Selena resultaba una cocinera pésima, pero el viejo no se quejaba. Tragar ya le costaba suficiente trabajo como para preocuparse por el sabor de la comida. La enfermedad le producía un gusto desagradable y constante en la boca, como si su aliento supiera a muerte. En cualquier caso la comida ya no parecía alimentarlo. La piel seca y grisácea se le hacía más y más delgada y por tanto enseñaba los huesos que había debajo, los pómulos, las rodillas, las falanges. Los músculos se quedaban sin fuerzas. Levantar un brazo le costaba. Del malestar solía escapar durmiendo, aunque no le gustaba la idea de dormir mucho. Me voy a morir, dijo Barrabás. No, te vas a poner bien, contestó la hija, y aunque el viejo primero pensó que se lo decía como consuelo, después se dio cuenta de que la pequeña mocosa en verdad lo creía.

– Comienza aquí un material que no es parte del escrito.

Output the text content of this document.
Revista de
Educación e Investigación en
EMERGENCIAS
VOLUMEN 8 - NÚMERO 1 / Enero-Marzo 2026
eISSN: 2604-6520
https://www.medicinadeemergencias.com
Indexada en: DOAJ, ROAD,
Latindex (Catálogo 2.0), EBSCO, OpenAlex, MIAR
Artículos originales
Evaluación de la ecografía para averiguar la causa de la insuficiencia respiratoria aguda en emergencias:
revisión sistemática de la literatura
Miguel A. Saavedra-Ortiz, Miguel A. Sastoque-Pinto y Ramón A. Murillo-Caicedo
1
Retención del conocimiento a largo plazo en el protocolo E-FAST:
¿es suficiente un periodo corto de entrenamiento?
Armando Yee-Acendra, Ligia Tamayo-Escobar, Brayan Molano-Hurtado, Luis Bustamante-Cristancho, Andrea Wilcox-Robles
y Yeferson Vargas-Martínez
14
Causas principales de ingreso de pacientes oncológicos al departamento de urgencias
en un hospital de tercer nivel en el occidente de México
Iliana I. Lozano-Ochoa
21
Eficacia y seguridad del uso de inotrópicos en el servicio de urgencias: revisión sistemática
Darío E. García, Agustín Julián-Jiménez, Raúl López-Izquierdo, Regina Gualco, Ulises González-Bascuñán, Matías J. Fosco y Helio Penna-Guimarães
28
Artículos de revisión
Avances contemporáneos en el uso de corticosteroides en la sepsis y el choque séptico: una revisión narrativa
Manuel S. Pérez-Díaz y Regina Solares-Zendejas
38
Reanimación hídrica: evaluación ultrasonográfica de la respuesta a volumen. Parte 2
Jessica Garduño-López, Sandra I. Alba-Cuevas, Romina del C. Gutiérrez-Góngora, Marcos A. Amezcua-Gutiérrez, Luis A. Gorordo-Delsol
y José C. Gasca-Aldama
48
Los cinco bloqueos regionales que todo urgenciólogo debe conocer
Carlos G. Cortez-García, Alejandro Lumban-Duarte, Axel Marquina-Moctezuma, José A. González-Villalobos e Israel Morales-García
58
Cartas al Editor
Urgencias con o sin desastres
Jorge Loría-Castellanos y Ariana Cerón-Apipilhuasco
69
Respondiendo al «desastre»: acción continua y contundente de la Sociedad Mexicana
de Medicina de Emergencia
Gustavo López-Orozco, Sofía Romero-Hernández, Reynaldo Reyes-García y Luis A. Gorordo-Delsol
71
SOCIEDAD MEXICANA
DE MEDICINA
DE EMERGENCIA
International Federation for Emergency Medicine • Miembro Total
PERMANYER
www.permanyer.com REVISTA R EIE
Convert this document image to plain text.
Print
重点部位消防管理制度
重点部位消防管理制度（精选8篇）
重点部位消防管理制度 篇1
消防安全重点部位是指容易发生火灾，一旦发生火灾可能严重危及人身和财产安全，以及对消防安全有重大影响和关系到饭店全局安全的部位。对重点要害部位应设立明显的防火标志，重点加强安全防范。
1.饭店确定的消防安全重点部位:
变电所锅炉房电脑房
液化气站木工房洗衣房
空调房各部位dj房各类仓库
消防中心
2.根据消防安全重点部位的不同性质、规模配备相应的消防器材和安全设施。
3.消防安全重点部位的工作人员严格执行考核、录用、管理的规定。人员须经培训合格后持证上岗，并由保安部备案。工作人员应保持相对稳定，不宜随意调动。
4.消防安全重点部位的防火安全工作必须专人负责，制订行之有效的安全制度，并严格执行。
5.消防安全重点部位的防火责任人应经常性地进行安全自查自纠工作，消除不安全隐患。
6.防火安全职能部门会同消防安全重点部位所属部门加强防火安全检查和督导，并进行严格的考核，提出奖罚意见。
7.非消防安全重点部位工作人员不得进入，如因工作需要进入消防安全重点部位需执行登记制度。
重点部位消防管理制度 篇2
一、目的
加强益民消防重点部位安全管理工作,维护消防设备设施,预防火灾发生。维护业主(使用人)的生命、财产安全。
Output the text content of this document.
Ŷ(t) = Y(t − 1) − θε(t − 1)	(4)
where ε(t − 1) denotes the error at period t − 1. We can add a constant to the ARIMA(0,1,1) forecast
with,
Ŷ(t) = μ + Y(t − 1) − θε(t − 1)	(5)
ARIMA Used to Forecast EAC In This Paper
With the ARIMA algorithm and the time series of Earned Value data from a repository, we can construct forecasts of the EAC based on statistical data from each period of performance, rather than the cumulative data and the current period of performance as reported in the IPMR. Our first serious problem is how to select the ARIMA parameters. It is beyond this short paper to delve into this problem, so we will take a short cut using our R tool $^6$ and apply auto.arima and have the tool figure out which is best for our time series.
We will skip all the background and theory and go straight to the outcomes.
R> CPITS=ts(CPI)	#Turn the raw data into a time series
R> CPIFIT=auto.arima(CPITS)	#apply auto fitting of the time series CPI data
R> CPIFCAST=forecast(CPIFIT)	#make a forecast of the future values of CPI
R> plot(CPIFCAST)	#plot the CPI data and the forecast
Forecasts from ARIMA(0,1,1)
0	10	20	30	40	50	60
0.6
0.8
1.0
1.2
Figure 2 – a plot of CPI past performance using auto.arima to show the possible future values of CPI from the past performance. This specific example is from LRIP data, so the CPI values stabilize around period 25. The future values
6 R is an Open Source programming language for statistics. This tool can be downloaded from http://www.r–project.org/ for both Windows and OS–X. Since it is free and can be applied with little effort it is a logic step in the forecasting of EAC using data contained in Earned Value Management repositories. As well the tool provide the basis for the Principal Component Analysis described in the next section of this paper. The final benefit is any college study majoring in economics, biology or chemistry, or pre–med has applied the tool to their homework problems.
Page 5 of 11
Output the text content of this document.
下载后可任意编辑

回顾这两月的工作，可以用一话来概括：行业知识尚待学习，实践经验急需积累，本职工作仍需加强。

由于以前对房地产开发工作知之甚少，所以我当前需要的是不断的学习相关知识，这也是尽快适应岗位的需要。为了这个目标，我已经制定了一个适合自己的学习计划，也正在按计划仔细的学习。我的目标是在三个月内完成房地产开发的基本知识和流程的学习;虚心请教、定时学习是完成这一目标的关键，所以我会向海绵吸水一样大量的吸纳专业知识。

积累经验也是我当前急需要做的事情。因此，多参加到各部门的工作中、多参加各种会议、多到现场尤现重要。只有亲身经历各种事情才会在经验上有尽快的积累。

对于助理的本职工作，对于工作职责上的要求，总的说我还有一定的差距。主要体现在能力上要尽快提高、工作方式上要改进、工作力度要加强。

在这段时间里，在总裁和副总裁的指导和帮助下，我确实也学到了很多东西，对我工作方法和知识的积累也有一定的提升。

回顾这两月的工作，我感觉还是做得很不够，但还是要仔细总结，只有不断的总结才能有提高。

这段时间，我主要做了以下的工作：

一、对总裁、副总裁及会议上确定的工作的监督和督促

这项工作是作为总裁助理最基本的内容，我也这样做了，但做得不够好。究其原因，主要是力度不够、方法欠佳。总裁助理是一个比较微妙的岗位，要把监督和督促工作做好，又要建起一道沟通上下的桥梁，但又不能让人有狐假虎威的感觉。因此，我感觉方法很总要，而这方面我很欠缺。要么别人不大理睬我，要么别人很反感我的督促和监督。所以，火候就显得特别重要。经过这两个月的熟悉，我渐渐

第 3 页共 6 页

El cuarto donde reposaba Barrabás estaba lleno de estantes de libros, hasta el punto en el que no había lugar en las paredes para una pintura o una fotografía. Solo una foto ostentaba el privilegio de notarse en la mesa de noche, la imagen de él joven durante una expedición a unas cordilleras, junto a otros geólogos. Barrabás miró sus manos translúcidas y sus uñas largas y amarillas y miró al tipo extraño de la foto, el joven que había sido él mismo. Selena hablaba por teléfono con su hermano y le decía que ya había hecho más de lo que le tocaba, que también debía ayudar, que ya bastante grande estaba él, que ella no era hija única. Barrabás miraba débilmente el techo lleno de humedad y cuarteaduras, el planisferio de un mundo perdido. Lo había visto surgir a lo largo de toda su vida, sin saberlo. Selena insistía en que ella no se iba a pasar seis meses cuidando al padre y que había que decretar un sistema de turnos. El viejo sonrió. En todo caso iban a ser unas pocas semanas, unos pocos días.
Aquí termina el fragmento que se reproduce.